ミューナイトはいわば、その情報システムをハッキングしているわけだ……
ミューナイトの瞳が「何か」をとらえた。
「ミュー、なにか分かったのか? お前の勘は鋭い。小型輸送機のノクティルカが到着するまえに、お前の情報分析を聞いておきたい」
「サイガ? あなたは……信じるということを、どう思う?」
ミューナイトがぽつりとつぶやく。
「おかしなことを言うやつだな? 信じる? どういうことだ? ノクティルカの到着を信じるっていうことか?」
「そうじゃないの。信じる、ということの本質を知りたい」
そういうミューナイトに、斎賀はいらいらとしながらも静かな言葉を返す。
「今はそんな時間じゃないが……信じるということは、考えるということをやめたときに残るものだ」
斎賀は不器用に言葉をつむいでいく。
「なんだか哲学的……。たしかに、作戦前に話すことではないようね?」
「当たり前だ!」
「でも……じゃあ、わたしはまだ『信じる』ということができていないのね? だって、まだAI脳で演算しているのだから……」
「演算、とか言うな。お前は考えている、それだけでいい」
「了解……」
ミューナイトはしばらくの間だまった。斎賀の言うことはもちろんよく分かる。
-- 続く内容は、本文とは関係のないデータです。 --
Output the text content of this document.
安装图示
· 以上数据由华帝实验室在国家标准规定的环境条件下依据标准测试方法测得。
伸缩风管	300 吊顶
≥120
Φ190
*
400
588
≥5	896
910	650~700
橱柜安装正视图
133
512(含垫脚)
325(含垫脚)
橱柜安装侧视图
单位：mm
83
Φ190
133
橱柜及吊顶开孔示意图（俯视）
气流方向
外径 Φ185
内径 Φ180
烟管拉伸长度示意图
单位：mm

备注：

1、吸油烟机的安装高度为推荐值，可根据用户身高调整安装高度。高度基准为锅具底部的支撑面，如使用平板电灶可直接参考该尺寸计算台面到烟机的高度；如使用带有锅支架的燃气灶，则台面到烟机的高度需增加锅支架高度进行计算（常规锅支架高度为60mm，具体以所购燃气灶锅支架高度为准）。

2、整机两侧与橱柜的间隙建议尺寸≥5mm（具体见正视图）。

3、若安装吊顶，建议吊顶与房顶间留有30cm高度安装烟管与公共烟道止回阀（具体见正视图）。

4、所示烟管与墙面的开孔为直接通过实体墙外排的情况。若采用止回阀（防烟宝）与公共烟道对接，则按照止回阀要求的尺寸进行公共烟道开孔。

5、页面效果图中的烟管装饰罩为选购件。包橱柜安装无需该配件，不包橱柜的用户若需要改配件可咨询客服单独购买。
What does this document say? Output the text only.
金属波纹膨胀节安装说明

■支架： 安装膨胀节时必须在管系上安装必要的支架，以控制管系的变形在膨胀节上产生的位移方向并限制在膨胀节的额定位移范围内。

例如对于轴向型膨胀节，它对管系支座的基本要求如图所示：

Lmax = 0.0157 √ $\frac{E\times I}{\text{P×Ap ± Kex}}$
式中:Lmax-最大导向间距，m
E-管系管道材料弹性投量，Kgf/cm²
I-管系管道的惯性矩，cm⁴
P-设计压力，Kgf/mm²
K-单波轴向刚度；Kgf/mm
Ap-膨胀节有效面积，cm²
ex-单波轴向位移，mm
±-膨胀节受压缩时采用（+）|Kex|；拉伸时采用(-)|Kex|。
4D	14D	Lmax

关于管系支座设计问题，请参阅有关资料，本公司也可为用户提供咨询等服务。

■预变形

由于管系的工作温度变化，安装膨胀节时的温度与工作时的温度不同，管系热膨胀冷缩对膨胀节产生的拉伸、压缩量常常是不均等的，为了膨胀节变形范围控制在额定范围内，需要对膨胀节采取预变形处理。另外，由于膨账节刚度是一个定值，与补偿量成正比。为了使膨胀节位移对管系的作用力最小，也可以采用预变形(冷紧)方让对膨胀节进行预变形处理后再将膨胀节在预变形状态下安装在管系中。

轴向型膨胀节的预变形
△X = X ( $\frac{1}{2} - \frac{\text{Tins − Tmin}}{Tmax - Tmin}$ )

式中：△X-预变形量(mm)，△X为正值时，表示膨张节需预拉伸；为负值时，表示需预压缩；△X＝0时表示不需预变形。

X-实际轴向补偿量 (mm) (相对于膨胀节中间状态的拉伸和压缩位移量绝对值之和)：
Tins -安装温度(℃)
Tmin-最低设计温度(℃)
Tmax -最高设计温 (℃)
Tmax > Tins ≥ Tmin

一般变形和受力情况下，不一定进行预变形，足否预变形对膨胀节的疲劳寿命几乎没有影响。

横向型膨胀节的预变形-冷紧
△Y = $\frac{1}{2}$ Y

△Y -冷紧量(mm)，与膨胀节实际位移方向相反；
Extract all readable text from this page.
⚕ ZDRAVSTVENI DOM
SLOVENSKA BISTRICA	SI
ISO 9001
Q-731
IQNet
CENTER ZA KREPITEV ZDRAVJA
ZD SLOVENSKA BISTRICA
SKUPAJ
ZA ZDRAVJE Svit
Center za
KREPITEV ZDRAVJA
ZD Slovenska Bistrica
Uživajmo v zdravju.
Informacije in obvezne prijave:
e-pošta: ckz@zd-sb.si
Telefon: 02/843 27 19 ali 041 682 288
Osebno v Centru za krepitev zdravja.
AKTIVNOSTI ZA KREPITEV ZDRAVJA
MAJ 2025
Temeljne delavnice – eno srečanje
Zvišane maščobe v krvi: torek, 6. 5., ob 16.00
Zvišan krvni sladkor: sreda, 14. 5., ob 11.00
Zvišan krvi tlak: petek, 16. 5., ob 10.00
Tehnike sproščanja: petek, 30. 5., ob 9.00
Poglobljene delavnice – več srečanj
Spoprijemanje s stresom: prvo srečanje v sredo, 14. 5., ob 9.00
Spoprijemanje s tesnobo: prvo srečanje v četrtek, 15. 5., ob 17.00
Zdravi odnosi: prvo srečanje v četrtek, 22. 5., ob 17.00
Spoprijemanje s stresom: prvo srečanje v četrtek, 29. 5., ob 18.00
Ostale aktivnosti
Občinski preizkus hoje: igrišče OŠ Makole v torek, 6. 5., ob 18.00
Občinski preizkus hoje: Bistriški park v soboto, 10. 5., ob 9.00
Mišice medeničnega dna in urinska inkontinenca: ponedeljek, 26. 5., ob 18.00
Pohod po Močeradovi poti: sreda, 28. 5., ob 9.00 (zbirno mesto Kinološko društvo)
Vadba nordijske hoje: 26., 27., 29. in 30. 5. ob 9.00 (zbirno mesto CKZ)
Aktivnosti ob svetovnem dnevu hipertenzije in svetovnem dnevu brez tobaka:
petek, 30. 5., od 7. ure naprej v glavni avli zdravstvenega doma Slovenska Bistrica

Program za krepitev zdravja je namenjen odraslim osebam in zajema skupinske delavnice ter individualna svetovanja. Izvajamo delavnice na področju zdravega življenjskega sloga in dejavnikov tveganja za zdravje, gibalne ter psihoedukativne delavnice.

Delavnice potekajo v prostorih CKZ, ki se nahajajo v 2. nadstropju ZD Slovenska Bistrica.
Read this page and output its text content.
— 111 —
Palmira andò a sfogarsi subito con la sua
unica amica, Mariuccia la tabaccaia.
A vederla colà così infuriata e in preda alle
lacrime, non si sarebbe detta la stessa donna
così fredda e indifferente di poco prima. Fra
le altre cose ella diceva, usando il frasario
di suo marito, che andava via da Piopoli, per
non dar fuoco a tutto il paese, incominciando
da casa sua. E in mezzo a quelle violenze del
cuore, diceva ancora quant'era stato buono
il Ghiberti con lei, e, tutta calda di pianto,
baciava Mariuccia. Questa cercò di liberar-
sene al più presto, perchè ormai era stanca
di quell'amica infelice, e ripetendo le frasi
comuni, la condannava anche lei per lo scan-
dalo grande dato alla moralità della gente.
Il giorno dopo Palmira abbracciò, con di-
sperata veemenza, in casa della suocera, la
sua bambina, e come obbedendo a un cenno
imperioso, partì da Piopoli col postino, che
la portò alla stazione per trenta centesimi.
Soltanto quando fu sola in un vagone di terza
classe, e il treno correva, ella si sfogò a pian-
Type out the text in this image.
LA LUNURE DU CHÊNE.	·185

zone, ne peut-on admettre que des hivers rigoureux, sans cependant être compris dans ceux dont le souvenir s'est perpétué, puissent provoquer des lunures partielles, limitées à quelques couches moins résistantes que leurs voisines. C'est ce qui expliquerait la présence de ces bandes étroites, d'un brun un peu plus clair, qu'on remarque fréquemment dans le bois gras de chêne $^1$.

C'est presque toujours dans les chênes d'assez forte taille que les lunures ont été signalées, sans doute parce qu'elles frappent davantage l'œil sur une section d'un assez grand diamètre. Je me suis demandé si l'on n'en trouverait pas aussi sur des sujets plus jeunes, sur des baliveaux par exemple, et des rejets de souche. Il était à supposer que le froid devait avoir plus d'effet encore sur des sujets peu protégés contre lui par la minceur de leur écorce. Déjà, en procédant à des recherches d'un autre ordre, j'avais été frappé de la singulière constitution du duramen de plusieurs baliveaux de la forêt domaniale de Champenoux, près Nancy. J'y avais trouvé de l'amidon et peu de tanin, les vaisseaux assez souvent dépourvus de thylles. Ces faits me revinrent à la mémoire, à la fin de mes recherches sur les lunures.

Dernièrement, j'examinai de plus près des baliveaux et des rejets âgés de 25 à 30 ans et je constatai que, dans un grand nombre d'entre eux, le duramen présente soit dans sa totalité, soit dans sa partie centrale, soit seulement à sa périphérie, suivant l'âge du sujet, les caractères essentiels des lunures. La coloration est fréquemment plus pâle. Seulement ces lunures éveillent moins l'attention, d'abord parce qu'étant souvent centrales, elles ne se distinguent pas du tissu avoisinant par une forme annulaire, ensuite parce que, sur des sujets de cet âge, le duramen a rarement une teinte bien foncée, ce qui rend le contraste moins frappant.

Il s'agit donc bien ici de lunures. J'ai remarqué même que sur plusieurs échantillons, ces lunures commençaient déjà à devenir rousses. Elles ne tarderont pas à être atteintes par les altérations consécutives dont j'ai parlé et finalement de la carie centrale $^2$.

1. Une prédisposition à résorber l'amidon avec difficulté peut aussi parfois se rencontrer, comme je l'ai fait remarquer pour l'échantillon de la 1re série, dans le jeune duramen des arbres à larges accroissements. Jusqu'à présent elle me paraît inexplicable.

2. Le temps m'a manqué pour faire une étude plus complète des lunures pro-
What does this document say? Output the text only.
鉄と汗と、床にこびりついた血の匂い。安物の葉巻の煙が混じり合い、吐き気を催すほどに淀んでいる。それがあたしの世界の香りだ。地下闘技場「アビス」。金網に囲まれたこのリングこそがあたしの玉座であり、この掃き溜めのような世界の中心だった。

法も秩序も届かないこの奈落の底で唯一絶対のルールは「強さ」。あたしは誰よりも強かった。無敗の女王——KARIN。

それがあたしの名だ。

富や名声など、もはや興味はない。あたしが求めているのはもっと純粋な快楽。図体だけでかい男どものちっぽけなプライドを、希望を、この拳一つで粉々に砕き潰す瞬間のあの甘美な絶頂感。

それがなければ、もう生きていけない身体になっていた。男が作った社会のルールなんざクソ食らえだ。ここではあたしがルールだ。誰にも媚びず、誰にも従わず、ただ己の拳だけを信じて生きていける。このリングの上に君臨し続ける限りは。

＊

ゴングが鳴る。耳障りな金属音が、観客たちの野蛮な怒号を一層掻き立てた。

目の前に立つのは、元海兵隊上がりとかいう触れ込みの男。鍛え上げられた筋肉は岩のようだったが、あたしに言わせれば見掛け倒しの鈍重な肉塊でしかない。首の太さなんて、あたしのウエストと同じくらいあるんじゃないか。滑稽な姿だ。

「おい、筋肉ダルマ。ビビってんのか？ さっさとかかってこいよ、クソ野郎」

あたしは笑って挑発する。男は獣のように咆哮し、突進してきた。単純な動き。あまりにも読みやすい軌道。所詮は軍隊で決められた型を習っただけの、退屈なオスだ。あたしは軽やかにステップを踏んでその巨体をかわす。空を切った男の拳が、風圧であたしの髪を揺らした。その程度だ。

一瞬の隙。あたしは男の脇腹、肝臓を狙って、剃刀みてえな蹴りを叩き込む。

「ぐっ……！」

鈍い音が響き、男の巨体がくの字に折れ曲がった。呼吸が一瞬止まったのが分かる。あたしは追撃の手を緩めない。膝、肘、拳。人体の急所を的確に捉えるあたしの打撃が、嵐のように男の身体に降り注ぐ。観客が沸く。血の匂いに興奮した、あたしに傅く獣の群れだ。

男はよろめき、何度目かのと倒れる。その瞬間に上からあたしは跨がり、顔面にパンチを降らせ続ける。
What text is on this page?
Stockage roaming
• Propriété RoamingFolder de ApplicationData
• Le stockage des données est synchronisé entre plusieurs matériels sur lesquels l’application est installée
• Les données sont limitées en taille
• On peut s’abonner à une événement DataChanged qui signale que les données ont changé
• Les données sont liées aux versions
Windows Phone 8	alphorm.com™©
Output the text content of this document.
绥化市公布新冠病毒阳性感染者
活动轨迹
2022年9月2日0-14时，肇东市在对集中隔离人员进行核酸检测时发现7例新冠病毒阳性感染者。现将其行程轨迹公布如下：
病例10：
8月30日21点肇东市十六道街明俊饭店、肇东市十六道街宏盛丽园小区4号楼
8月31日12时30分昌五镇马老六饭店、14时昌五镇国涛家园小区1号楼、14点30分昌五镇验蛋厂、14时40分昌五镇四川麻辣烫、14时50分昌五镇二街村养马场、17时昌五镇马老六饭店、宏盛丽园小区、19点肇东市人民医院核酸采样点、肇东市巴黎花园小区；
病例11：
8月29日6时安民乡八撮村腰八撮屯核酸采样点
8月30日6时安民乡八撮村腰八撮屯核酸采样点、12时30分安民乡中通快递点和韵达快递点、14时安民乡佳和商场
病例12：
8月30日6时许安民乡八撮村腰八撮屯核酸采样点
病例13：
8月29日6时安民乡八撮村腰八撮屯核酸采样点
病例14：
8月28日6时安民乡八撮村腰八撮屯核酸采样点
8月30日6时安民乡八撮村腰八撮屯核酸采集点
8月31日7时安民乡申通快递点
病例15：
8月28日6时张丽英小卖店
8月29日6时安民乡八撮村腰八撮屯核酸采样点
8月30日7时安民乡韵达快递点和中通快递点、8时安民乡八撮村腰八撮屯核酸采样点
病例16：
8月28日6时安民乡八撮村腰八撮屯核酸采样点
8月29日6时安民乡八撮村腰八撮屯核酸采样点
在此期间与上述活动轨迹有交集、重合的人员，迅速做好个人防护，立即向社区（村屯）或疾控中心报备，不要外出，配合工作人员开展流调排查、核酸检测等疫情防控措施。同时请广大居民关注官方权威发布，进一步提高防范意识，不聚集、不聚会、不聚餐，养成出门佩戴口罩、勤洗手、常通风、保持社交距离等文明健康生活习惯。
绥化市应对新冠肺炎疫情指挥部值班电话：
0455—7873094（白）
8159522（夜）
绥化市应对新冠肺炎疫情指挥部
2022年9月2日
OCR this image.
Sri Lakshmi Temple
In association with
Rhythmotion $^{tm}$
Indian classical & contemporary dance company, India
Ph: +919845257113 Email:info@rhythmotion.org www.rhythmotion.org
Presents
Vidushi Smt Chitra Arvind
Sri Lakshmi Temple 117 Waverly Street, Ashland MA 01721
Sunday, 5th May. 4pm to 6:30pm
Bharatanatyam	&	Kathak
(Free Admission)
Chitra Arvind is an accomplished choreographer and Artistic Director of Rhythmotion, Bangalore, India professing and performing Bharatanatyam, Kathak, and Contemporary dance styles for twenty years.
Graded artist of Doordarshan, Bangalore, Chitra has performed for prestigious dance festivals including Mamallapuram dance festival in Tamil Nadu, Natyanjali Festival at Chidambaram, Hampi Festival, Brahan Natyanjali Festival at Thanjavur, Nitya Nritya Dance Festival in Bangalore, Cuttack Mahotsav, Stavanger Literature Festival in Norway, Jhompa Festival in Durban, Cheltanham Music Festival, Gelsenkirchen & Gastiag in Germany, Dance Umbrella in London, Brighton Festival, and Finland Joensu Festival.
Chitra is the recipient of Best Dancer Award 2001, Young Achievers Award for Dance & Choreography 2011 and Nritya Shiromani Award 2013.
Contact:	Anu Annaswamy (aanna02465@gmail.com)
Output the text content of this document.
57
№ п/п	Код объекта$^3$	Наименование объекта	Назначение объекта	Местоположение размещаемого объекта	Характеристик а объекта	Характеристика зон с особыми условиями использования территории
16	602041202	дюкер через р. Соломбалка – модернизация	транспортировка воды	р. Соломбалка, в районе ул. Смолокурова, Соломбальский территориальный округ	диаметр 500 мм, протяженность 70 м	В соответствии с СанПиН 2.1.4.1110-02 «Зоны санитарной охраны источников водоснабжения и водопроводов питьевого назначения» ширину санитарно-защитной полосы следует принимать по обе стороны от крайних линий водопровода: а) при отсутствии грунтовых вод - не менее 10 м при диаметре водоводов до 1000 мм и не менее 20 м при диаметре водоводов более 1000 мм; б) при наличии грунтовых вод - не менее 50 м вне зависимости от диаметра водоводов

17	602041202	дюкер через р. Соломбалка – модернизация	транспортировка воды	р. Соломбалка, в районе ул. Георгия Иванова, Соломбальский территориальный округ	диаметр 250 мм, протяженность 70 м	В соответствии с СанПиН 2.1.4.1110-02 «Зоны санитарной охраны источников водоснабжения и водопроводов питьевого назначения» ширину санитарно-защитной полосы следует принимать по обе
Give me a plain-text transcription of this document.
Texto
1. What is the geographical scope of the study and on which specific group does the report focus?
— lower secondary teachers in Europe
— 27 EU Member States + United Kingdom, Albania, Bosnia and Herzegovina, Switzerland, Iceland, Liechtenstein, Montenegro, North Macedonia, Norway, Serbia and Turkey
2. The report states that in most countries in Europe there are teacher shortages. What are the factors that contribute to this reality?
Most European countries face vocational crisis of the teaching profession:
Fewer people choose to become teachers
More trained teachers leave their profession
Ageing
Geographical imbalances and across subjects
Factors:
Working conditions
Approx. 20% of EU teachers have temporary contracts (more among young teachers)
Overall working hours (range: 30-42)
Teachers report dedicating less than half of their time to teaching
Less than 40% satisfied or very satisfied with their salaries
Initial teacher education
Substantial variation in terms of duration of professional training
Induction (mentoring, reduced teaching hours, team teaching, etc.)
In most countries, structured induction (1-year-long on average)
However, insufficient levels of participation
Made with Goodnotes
今は、考え事に没頭している時間じゃない。
しかし、自分のネオスとしての勘は、そこにただならないものが迫っていることも、予感している。
(そのことをどうしても斎賀に伝えたい……)と、ミューナイトは思うのだった。
「でも、信じられないものを……信じてみたいの」
「なんだ、それは? 今は集中しろ。ノクティルカが来ることを信じるんだ」
「了解。わかった。雑談はもうしないことにする」
「分かってくれて、うれしいよ」
斎賀は、ほっと息をついた。
ミューナイトと接していると、ときどきこのガイノイドがネオスなのか、人間なのかわからなくなる時がある。
ネオスとは本来、人間の召使として作られている。
人間が命じればなんでもこなすし、それを失敗することもごく稀だ。
つまりは、人間にとっての便利な道具なのだが、斎賀はそのことが信じられない。
ミューナイトを見ていると、ネオスには人間と同じような魂が宿っているのではないか、と疑ってしまう。
それは、敵側の子ルーチンについても同じことだ。
彼らは、戦いも、戦死も、厭わない。
戦場では強力な武器だ。
しかし、それだけではない、と思わされることがある。実際あのとき……
斎賀は記憶の奥のほうを探った。
それは、苦々しい思い出だった。思い出したくもない。
「ちぇっ」
と、斎賀は舌打ちをする。
それをミューナイトが見とがめて、首をかしげる。その仕種は……
いや、もうすぐ輸送機のノクティルカが到着する。
しかし、ここへやってくるのはそれだけではない、ということもミューナイトは感知していた。
ネオスというのはアンドロイドとガイノイドのこと。子ルーチンとはジェマナイ側のネオスのことです。今後の物語では、人間・ネオス(子ルーチン)・AIの関係性がカギになってきます。